If you’re looking for some additional motivating factors to cut back on the amount of alcohol you’re drinking, consider some of these ways in which drinking less can give you more.
Are you trying to get in shape or lose weight? Well, alcoholic drinks are typically packed with calories. (A piña colada can pack upward of 500 calories per drink.) Limiting alcohol consumption is a great way to make strides toward your fitness goals or simply improve your overall diet.
Using an alcohol calorie calculator is an easy way to see how many calories you can cut by limiting your drinking.
If you’re on a budget or just want to save up for that next thing on your wish list, forgoing a trip to the bar is a great way to put some extra cash in your wallet.

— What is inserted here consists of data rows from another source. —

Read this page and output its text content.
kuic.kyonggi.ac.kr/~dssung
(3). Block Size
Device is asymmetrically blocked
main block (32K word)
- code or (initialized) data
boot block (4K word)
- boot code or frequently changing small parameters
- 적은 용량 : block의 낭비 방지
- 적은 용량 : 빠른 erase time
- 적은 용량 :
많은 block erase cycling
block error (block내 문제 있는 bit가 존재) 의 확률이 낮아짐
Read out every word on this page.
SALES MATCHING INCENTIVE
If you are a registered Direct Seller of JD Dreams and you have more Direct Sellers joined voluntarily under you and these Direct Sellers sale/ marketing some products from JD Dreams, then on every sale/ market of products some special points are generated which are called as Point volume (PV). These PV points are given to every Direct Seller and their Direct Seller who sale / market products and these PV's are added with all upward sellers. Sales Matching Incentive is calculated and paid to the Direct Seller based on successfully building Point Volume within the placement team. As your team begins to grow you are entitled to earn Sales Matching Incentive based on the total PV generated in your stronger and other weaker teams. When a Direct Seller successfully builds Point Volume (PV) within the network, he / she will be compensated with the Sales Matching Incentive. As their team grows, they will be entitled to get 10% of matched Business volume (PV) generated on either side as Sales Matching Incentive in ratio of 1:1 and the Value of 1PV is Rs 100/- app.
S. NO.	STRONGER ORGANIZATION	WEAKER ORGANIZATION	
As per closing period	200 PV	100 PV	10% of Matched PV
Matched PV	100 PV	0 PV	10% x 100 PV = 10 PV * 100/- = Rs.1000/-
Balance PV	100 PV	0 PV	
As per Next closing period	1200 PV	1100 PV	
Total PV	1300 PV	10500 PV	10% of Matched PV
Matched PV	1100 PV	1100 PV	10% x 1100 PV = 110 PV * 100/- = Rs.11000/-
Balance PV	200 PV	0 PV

Want to know how much those nights out at the bar are draining your bank account in a week, month, or year? There’s a calculator for that, too.
The alcohol spending calculator on the Rethinking Your Drinking website can help you estimate the amount of money you’re spending on alcohol — a number that may be larger than you expect.
By taking advantage of these free tools, you can get informed about your drinking, make smarter decisions, and still have fun.
“Let’s take an honest and critical assessment of patterns in regard to alcohol use and really try to assess how much an individual is drinking, what other health impacts that may represent, and whether that is aligned with other efforts to stay healthy in general,” Kirane said.